Общепринятым в психотерапии с момента ее основания и до наших дней является тезис о том, что целью психотерапевтического процесса должно выступать формирование у клиента способности к более успешному приспособлению к реальности, в которой он живет. При этом реальность рассматривается в качестве некоторого феномена или характеристики, более или менее объективно отражающей состояние мира. Психотерапевтический же процесс направлен либо только на увеличение степени понимания или осознавания реальности, ее структуры и причинно-следственных связей (как это происходит, например, в психоанализе), либо на создание некоторых новых, более адаптивных паттернов поведения клиента, которые способствовали бы более успешной адаптации последнего (как, например, в клиент-центрированной, экзистенциальной, когнитивно-бихевиоральной терапии и т. д.).
Некоторые направления и школы психотерапии, идеологически основывающиеся на философских позициях идеализма, исходят из предположения, что реальность, в которой мы живем, субъективна по своей сути и представляет собой результат отражения в сознании фактов и взаимосвязей окружающего мира. Таковы, например, гештальт-подход, основанный на феноменологии, основной задачей которой является рассмотрение реальности через призму феноменов как фактов сознания [Э. Гуссерль, 2005], и нарративный подход, предполагающий возможность в процессе психотерапии изменения реальности, в которой живет человек [Дж Фридман, Дж. Комбс, 2001].
Несмотря на столь революционные взгляды и позиции относительно реальности и ее значения в психотерапии, даже эти психотерапевтические школы остаются верными традиционной «реалистической» парадигме. Так, ставя методологический акцент на субъективном характере реальности, проявляющемся в феноменологической сущности поля (в гештальт-подходе) или в повествовательном характере жизни клиента, т. е. в постулировании эквивалентности историй о своей жизни, рассказанных клиентом, и самой жизни (как в нарративной психотерапии), обе эти взятые в качестве примера психотерапевтические школы в своих тезисах признают существование некоторой «реальной» реальности. Причем феноменологическое или нарративное преобразование «реальной» реальности формирует реальность психотерапевтическую.
Таким образом, нельзя не прийти к выводу, что в истории психотерапии базовое объективное понимание реальности никогда всерьез не подвергалось угрозе, хотя соответствующие методологические преобразования, релевантные реальности, теоретически и могли выглядеть революционными. Скорее, идеологи даже самых прогрессивно настроенных в этом смысле психотерапевтических школ и направлений ограничивались постулированием психотерапевтического понимания реальности, альтернативного ее эквиваленту в обыденном мышлении.

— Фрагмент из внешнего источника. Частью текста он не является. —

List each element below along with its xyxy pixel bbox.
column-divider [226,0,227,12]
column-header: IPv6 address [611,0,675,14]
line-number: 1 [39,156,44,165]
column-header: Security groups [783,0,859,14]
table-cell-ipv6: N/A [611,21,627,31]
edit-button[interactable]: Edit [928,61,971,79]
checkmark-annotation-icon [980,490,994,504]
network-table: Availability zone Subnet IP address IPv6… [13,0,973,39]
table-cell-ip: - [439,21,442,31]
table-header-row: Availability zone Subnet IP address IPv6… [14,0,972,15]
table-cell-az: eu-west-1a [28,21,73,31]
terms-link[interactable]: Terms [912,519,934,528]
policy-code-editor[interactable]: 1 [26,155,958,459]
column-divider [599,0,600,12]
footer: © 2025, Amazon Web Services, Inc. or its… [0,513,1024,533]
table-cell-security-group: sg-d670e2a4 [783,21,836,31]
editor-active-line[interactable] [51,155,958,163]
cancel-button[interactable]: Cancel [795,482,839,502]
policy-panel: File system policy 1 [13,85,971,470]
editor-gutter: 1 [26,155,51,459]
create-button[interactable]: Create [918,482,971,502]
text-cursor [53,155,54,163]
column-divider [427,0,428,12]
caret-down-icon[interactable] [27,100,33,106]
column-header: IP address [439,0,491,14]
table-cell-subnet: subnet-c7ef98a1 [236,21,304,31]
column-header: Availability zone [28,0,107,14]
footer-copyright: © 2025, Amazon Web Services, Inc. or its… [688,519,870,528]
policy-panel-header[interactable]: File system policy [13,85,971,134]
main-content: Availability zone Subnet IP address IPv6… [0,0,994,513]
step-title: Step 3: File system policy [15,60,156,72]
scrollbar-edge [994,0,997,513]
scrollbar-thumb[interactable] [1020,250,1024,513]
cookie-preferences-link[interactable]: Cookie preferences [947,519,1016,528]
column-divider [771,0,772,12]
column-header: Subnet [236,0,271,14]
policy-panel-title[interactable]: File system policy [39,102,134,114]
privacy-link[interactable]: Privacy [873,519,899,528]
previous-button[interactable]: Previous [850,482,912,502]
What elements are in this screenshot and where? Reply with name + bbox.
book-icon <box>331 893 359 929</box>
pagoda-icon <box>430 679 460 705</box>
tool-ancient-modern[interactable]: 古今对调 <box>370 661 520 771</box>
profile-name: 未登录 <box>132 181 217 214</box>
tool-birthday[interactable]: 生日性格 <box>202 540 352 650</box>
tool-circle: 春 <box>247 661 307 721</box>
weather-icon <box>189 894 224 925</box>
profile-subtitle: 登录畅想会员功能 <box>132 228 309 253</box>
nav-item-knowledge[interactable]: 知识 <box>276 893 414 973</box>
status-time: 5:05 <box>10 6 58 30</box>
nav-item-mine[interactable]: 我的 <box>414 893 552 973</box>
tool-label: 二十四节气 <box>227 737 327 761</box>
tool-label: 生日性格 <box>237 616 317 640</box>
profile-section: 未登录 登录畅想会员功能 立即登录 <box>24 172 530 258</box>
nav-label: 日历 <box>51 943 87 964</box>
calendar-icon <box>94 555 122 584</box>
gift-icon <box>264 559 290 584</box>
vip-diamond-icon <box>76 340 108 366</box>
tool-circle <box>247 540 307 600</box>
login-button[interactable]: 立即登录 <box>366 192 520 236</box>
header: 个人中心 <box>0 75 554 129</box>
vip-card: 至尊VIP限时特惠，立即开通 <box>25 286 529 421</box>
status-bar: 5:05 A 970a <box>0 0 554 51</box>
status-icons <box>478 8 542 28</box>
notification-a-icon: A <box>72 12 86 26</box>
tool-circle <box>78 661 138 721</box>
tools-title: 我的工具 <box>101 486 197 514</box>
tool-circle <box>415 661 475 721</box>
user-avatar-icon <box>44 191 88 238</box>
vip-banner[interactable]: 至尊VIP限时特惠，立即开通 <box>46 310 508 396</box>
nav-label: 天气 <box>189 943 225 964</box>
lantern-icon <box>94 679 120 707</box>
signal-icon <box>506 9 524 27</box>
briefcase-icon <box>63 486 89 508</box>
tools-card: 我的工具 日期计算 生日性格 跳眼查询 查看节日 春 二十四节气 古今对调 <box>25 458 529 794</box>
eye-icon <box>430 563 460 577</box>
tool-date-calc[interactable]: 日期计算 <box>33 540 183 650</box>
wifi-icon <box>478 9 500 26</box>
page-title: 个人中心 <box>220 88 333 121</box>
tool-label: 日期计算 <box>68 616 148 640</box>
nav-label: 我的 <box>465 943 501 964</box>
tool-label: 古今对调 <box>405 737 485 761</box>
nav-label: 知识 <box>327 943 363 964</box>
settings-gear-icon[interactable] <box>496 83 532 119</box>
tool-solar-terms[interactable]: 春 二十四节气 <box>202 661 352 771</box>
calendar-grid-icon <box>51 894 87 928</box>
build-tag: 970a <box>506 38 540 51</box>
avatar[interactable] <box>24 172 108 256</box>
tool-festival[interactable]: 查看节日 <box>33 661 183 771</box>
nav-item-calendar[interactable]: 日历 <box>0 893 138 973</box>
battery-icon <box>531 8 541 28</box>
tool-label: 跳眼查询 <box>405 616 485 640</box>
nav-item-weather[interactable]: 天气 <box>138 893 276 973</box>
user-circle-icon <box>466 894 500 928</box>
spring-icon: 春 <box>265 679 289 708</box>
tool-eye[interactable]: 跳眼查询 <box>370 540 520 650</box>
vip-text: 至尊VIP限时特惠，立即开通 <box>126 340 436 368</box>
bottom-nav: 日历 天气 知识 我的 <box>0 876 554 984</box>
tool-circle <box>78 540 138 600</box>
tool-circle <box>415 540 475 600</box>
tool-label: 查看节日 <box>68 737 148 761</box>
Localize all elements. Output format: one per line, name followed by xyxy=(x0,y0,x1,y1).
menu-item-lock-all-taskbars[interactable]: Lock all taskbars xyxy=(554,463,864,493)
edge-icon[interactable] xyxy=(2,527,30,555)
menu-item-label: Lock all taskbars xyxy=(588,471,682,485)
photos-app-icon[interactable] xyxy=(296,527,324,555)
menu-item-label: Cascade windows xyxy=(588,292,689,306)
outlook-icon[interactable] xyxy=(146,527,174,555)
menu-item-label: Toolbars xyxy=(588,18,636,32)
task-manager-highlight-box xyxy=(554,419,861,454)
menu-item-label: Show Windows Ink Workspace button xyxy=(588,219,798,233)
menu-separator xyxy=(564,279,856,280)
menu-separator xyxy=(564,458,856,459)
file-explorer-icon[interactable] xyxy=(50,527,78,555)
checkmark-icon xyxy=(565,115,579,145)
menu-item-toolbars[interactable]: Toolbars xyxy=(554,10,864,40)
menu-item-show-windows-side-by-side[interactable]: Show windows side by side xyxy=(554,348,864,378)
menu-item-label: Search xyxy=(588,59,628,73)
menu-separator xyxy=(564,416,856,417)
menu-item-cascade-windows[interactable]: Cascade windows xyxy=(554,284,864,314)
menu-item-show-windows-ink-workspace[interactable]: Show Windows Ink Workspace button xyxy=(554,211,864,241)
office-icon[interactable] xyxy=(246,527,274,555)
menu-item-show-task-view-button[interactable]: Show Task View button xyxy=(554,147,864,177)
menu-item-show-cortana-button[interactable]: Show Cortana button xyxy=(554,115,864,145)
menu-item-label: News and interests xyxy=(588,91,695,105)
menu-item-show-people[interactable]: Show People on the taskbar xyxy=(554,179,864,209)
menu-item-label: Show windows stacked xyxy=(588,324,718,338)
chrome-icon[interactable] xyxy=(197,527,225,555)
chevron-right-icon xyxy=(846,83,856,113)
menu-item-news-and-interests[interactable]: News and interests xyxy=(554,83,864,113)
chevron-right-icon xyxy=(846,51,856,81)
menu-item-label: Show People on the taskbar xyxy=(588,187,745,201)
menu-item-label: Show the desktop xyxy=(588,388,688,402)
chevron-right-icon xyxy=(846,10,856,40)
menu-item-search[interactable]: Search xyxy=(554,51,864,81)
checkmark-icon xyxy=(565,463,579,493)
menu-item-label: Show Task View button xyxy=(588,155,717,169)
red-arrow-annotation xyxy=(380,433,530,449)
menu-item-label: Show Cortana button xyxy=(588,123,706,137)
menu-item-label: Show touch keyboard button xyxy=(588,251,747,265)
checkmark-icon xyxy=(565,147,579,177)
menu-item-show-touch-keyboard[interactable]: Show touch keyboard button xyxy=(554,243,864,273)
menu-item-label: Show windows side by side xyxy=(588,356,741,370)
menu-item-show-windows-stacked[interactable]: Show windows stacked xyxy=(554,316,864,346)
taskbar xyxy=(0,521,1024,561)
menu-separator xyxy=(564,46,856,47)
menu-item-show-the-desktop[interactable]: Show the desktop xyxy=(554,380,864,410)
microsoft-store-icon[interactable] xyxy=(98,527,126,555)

В связи с изложенным стоит, по всей видимости, повторить, что задача психологической адаптации клиента к реальности оставалась одной из самых важных на протяжении всей истории развития психотерапии. Большинство школ и направлений фокусировали свое внимание на осознавании реальности и / или приспособлении к ней. Гештальт-подход продвинулся немного далее, выдвинув примат творчества в процессе адаптации человека к реальности. Так появилась концепция творческого приспособления [Ф. Перлз, П. Гудмен, 2001; Ф. Перлз, 2000]. Однако гештальт-терапевты также исходили из предпосылки, что объективная реальность существует.